Додд приободрился, узнав, что немецкий вице-консул в Нью-Йорке тоже прибыл в порт, чтобы встретить корабль, доставивший письмо Гитлера Рузвельту. Посол также радовался тому, что его друг полковник Хаус прислал за ним свой «очаровательный лимузин», чтобы отвезти Додда в свой дом на Манхэттене на углу Восточной Шестьдесят восьмой улицы и Парк-авеню. Там посол мог скоротать время до поезда в Вашингтон. Это было очень кстати, писал Додд в дневнике, поскольку таксисты в тот день бастовали, а если бы он отправился в гостиницу, до самого отправления вашингтонского поезда его донимали бы газетчики[699]. Додд и полковник Хаус поговорили по душам. «Хаус предоставил мне ценную информацию о недружелюбно настроенных чиновниках Госдепартамента, с которыми мне предстояло встретиться», – писал Додд.
Но больше всего Додда порадовало то, что вскоре после прибытия он получил с дипломатической почтой новую главу своего «Старого Юга», которую только что перепечатала на машинке подруга Марты Милдред Харнак.
В Вашингтоне Додд остановился в клубе «Космос», в то время располагавшемся на Лафайет-сквер, к северу от Белого дома. В первое же свое вашингтонское утро он пешком отправился в Госдепартамент – на первую из многочисленных встреч и деловых трапез.
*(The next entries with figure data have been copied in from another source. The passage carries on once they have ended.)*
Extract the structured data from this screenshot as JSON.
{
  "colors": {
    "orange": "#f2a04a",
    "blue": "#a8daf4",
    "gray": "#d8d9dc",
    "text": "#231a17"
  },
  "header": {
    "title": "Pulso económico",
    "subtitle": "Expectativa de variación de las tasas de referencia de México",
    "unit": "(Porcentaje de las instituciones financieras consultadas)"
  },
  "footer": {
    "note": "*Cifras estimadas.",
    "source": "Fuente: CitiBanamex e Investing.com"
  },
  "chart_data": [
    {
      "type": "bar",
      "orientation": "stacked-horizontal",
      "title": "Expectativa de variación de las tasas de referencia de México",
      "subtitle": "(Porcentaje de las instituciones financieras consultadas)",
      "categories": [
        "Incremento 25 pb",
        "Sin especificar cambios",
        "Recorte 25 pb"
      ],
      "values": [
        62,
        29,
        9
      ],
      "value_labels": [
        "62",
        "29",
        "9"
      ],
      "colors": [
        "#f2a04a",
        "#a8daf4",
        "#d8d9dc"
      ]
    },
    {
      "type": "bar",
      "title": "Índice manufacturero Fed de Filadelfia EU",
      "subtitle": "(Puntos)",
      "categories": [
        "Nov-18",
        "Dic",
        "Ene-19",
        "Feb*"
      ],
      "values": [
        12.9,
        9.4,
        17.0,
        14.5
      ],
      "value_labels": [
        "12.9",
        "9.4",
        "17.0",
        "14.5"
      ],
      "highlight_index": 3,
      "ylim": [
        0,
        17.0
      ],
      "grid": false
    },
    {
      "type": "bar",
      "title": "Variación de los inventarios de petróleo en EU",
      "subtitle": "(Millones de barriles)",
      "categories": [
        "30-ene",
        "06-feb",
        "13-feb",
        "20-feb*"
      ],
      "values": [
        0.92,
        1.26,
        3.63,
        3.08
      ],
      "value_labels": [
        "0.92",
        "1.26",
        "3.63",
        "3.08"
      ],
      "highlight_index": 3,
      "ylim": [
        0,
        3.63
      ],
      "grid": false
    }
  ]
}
Он встретился с госсекретарем Халлом и его заместителем Филлипсом в одиннадцать утра. Все трое долго ломали голову над тем, как реагировать на письмо Гитлера. Последний превозносил усилия Рузвельта по восстановлению американской экономики и заявлял, что «чувство долга, готовность идти на жертвы и дисциплина» должны быть основополагающими принципами любой культуры[700]. «Эти нравственные требования, которые президент ставит перед каждым отдельным гражданином Соединенных Штатов, являются и квинтэссенцией философии Германского государства, которую выражает наш лозунг: “Общее благо превыше интересов отдельной личности”».
Филлипс заметил, что это «странное послание»[701]. Додду, как и Халлу, и Филлипсу, было очевидно, что Гитлер надеется провести некую параллель между собой и Рузвельтом и что ответ, которого требовал протокол, следовало готовить очень осмотрительно. Эта задача легла на плечи Филлипса и начальника управления по делам Западной Европы Моффата. Как писал Моффат, главное было «не попасть в расставленную Гитлером ловушку»[702]. В письме Рузвельт благодарил Гитлера за добрые слова, но отмечал, что они относятся не столько к президенту США лично, сколько ко всему американскому народу, «свободно и радостно предпринимающему героические усилия по восстановлению страны»[703].
В дневнике Филлипс комментировал это так: «Мы старались писать таким образом, чтобы не создалось впечатления, что президент превращается в фашиста[704]»[705].
На следующий день, 26 марта, в понедельник, Додд пешком отправился в Белый дом – на ланч к Рузвельту. Они обсудили волну антигерманских настроений, поднявшуюся в Нью-Йорке после пародийного суда, организованного в том же месяце. Додд слышал, как один из ньюйоркцев выражает опасение, что в городе «вполне может начаться маленькая гражданская война»[706]. «Президент тоже говорил об этом, – писал Додд, – и просил меня по возможности отговорить чикагских евреев от проведения еще одного пародийного суда, намеченного на середину апреля».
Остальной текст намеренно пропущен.